Compute Test Statistic and Critical Value
g_restriction(
theta,
w_data,
a_matrix,
j0_vector,
v_bar,
alpha,
grid0 = "all",
iv_matrix = NULL,
test0 = "CCK",
cvalue = "SN",
account_uncertainty = FALSE,
bootstrap_replications = NULL,
rng_seed = NULL,
bootstrap_indices = NULL,
an_vec = NULL,
hat_r_inf = NULL,
dist_data = NULL
)
theta
a vector containing the parameters of interest.
w_data
an n x k matrix of product portfolio data.
a_matrix
an n x (J0 + 1) matrix of estimated revenue differentials.
j0_vector
a J0 x 2 matrix of ownership by the two firms.
v_bar
a tuning parameter as in Assumption 4.2.
alpha
the significance level.
grid0
optional vector of length J0 containing the indices of the products in the market.
iv_matrix
optional n x d_iv matrix of instruments.
test0
optional test statistic to use. Either “CCK” or “RC-CCK”.
cvalue
optional critical value to use. Either “SPUR1”, “SN”, “SN2S”, or “EB2S”.
account_uncertainty
Whether to account for additional uncertainty (as in Equations 49 and 50). If TRUE, the last two elements of theta are assumed to be mu.
bootstrap_replications
the number of bootstrap replications.

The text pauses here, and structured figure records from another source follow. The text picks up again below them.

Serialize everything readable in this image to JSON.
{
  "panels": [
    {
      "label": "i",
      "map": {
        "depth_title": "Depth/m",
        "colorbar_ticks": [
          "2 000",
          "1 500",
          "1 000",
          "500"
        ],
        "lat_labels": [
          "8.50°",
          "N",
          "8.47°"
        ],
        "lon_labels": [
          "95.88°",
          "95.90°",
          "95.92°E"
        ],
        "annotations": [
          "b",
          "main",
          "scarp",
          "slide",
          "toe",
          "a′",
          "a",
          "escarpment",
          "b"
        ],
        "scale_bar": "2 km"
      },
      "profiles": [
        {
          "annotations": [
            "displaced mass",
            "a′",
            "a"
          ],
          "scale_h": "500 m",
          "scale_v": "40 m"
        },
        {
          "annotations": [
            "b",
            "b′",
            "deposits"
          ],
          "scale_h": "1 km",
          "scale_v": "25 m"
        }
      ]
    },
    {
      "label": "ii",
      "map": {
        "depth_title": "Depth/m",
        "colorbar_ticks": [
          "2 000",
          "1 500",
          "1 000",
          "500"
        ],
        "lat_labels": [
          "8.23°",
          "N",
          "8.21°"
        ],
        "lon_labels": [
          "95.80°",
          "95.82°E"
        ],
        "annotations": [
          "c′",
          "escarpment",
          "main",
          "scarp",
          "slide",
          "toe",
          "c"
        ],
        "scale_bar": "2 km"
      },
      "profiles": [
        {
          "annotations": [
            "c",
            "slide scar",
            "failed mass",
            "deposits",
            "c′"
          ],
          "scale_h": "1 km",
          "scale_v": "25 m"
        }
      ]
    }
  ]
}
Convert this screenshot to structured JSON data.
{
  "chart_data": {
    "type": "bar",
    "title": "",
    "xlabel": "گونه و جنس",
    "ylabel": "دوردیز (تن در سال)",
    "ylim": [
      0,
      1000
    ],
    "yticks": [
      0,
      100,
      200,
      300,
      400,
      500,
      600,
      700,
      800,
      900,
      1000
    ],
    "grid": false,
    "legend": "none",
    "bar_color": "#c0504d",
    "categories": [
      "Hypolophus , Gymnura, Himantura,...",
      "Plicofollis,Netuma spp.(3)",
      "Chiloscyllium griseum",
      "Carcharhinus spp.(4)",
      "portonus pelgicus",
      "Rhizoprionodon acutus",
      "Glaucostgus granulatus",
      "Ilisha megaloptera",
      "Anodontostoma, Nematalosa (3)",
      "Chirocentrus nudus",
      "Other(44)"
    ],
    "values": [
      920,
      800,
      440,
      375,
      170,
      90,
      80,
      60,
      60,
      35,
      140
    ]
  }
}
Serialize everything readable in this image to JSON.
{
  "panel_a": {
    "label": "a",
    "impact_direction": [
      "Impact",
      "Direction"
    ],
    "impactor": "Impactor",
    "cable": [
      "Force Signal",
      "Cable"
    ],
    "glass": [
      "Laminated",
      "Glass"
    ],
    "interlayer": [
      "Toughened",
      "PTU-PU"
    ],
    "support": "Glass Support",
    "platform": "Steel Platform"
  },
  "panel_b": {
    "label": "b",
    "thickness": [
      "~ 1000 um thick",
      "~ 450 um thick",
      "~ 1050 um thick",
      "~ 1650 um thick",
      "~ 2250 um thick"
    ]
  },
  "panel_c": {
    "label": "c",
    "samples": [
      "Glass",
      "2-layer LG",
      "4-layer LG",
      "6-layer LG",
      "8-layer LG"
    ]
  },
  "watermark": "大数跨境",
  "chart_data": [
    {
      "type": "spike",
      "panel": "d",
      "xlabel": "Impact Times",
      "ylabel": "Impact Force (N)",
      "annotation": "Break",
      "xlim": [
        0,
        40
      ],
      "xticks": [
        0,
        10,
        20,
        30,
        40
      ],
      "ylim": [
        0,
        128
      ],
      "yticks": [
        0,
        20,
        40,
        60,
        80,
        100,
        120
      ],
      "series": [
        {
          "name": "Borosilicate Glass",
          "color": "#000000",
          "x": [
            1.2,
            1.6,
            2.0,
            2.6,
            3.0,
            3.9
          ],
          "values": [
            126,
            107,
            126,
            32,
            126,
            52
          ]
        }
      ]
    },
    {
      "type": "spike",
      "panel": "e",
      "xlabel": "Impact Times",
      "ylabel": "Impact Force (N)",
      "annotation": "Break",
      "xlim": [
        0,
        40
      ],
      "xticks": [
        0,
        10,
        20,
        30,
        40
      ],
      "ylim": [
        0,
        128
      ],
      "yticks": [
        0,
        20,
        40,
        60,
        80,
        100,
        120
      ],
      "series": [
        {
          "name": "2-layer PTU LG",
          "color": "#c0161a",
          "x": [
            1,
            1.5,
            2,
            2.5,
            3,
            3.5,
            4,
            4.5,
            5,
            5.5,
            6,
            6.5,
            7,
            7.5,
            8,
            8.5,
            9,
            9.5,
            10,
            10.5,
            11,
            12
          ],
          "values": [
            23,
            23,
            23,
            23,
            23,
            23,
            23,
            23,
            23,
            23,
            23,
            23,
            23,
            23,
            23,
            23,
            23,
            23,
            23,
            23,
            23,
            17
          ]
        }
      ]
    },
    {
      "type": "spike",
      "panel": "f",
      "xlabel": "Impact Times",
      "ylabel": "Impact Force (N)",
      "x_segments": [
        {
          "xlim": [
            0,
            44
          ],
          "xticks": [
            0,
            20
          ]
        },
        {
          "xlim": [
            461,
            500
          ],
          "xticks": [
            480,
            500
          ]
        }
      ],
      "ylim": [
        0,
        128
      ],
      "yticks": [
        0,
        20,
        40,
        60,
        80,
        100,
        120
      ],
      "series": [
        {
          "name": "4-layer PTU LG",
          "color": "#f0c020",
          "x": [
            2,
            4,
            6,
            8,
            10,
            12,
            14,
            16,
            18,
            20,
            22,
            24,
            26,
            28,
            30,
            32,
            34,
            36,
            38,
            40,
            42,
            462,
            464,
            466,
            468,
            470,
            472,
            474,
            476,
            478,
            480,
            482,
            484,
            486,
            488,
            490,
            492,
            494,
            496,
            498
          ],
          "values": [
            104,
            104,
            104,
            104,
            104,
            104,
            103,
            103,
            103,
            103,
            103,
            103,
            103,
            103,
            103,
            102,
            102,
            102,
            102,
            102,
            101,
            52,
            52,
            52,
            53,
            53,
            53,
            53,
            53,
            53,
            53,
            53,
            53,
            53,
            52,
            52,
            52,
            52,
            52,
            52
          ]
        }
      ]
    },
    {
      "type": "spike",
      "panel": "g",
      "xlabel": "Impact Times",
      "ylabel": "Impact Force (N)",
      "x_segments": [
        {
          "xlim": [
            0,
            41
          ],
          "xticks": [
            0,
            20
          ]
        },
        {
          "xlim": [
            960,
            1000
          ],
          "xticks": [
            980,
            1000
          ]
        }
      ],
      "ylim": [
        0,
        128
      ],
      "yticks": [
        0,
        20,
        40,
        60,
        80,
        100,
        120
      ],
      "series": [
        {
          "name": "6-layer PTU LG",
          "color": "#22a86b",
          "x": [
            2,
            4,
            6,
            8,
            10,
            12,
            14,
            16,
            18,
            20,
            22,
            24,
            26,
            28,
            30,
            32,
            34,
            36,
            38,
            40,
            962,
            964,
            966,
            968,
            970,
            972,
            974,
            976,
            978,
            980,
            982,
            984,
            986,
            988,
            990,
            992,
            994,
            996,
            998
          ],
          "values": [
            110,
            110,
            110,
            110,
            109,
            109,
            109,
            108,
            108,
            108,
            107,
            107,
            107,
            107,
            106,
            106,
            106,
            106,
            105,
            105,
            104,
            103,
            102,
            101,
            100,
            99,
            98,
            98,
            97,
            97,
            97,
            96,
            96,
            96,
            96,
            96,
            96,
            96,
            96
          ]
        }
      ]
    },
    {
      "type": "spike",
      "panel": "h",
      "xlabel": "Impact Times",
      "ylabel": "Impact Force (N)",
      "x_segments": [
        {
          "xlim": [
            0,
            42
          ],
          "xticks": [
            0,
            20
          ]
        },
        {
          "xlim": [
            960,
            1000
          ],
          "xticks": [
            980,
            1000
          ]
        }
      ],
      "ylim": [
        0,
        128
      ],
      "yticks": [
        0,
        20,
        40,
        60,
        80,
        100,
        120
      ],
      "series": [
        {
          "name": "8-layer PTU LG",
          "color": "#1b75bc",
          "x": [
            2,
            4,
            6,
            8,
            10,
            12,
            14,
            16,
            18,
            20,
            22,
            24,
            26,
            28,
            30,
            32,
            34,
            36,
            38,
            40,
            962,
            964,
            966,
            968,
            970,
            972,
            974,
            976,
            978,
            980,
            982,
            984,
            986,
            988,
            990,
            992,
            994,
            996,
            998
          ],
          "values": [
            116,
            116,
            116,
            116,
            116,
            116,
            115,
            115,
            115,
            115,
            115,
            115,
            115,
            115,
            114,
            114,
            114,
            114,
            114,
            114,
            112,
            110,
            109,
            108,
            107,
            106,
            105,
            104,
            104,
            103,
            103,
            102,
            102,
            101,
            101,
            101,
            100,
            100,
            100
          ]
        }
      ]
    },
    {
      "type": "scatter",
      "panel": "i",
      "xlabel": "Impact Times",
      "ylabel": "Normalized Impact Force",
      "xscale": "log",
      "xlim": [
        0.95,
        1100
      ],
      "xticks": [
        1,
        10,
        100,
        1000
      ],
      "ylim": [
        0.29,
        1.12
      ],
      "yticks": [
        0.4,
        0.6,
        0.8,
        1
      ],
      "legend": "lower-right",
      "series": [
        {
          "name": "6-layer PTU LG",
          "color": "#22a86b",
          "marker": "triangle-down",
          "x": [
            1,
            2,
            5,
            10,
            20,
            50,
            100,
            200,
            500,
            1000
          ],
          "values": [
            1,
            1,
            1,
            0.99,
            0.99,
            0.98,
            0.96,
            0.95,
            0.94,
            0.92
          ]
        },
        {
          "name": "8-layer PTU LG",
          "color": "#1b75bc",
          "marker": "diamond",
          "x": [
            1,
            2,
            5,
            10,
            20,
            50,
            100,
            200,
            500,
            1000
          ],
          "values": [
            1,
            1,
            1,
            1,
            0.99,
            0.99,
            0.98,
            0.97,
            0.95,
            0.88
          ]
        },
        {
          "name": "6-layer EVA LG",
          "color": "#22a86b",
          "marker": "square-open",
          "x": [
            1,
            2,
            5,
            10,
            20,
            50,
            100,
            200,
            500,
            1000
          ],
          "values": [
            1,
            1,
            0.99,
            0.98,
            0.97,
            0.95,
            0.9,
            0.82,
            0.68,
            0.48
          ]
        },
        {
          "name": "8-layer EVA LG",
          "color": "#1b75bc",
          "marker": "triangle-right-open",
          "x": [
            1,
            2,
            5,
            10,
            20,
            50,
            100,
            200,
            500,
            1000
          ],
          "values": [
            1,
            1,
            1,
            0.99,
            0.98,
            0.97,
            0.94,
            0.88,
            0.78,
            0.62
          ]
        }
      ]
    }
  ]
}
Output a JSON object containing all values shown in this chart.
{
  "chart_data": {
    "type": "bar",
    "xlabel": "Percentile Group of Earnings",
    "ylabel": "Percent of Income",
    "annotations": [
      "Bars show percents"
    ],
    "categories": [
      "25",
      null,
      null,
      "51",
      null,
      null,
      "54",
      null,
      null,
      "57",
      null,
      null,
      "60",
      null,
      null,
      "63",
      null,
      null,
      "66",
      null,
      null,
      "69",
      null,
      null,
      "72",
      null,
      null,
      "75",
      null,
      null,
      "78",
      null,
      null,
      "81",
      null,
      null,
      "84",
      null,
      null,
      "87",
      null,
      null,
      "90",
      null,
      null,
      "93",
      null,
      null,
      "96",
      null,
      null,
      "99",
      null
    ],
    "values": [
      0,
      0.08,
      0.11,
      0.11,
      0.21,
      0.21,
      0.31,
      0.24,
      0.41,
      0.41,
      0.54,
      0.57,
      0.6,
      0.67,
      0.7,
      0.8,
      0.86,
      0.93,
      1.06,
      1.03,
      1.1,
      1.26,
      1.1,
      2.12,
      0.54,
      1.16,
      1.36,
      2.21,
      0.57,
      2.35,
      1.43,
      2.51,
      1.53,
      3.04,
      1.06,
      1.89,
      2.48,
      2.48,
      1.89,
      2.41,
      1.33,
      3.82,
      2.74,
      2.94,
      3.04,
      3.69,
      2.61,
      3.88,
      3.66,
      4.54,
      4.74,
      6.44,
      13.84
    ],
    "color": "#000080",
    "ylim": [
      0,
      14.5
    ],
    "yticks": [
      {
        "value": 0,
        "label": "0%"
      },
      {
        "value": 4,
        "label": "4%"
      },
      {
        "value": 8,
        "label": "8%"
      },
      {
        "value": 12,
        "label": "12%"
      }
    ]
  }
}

Required if bootstrap_indices is not specified.
rng_seed
the seed for replication purposes. If not specified, the seed is not set.
bootstrap_indices
an integer vector of indices to use for the bootstrap. If this is specified, bootstrap_replications and rng_seed will be ignored. If this is not specified, bootstrap_replications is required.
an_vec
if using SPUR1, an n-dimensional vector of An values.
hat_r_inf
if using RC-CCK, the lower value of the test statistic.
dist_data
an n x (J + 1) matrix of distances from the product factories to the cities.
a vector containing the test statistic and critical value.